Dr. Harris: You’re right. What I think we should be doing is getting a better birth history, but also finding better ways to image and actually count glomeruli. I think that’s the next frontier.

Yes, and to make that a clinically feasible assessment in toddlers and young people as a baseline. Anyway, I’ve been frustrated with my inability to convince our renal colleagues that these steps must be taken. But I have reason to be encouraged. At Giuseppe Remuzzi’s invitation, I gave a plenary lecture on nephron endowment at the last ISN meeting in Cape Town in March 2015. The audience seemed impressed. I am pleased that a symposium on the theme of this lecture will be held under Remuzzi’s leadership in Bergamo, Italy, in April 2016.

Dr. Harris: So I think that your work is not done.

Well, it’s what keeps me on the younger side of my 78 years. It keeps me going. I remain deeply immersed in the issues that fascinate me, and I continue to devote myself to my favorite indoor hobby, deep work.
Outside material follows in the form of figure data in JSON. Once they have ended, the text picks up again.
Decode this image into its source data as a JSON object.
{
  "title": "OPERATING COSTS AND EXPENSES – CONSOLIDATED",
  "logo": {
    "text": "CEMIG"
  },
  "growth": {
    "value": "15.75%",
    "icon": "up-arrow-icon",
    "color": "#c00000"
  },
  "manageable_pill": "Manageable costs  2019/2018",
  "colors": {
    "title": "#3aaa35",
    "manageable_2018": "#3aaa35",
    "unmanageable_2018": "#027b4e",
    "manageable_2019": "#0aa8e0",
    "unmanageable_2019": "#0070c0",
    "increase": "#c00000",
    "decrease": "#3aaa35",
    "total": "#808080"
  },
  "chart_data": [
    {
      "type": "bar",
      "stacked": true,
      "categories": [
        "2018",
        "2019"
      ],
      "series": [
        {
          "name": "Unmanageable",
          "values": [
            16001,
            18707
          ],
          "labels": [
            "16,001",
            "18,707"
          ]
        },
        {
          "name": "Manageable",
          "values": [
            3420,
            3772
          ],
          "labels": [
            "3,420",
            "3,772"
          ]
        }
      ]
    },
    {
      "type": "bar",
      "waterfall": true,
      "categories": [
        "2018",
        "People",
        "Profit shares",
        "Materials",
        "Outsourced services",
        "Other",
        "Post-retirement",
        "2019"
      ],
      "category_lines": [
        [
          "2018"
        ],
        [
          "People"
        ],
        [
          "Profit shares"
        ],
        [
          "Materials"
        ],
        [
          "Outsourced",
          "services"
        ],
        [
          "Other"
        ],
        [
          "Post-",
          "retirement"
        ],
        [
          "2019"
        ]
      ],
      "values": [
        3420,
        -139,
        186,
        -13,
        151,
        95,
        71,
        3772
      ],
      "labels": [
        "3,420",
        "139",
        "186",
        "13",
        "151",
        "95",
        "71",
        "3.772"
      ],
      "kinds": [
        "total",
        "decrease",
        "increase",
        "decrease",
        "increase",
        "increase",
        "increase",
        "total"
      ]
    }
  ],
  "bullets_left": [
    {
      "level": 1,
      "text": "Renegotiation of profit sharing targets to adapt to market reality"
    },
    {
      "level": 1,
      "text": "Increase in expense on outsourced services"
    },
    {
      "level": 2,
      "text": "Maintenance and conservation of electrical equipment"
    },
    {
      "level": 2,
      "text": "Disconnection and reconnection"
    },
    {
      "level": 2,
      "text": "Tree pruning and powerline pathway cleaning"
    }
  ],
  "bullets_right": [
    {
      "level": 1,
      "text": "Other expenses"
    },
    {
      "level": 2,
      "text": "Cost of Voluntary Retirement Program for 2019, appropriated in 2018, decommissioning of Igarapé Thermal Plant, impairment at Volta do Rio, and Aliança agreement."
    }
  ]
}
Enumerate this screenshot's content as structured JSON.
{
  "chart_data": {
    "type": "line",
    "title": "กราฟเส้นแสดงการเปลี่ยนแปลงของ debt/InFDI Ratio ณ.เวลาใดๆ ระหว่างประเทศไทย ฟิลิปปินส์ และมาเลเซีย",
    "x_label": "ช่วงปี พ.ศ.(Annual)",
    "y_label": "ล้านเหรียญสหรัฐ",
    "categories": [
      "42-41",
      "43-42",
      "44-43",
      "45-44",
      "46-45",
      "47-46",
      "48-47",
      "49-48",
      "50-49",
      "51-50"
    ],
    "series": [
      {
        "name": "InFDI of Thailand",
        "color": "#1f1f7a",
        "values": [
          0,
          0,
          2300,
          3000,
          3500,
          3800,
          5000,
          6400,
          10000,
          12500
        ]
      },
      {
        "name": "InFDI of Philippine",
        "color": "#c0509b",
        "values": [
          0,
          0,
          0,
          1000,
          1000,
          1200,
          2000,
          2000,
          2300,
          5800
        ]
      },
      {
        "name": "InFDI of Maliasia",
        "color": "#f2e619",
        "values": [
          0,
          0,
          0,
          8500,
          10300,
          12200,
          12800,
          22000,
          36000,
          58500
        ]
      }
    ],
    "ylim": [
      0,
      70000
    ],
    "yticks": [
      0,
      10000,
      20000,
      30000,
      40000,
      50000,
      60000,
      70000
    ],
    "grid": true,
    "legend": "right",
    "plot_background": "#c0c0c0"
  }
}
One final thing. I would like to express my unbounded gratitude and love to my wife, Jane, our children, Rob and Jen, and our grandchildren, Sam, Max, Elliott, and Abigail. I also thank all the fellows who taught me so much. I especially thank Julia Troy, the most able technical assistant the micropuncture field has ever known. When I bound all the articles she and I wrote together over the years into a book, I inscribed in the front cover, “To Julia Troy. With you, the voyage has been wonderful. Without you, I would never have left the shore.”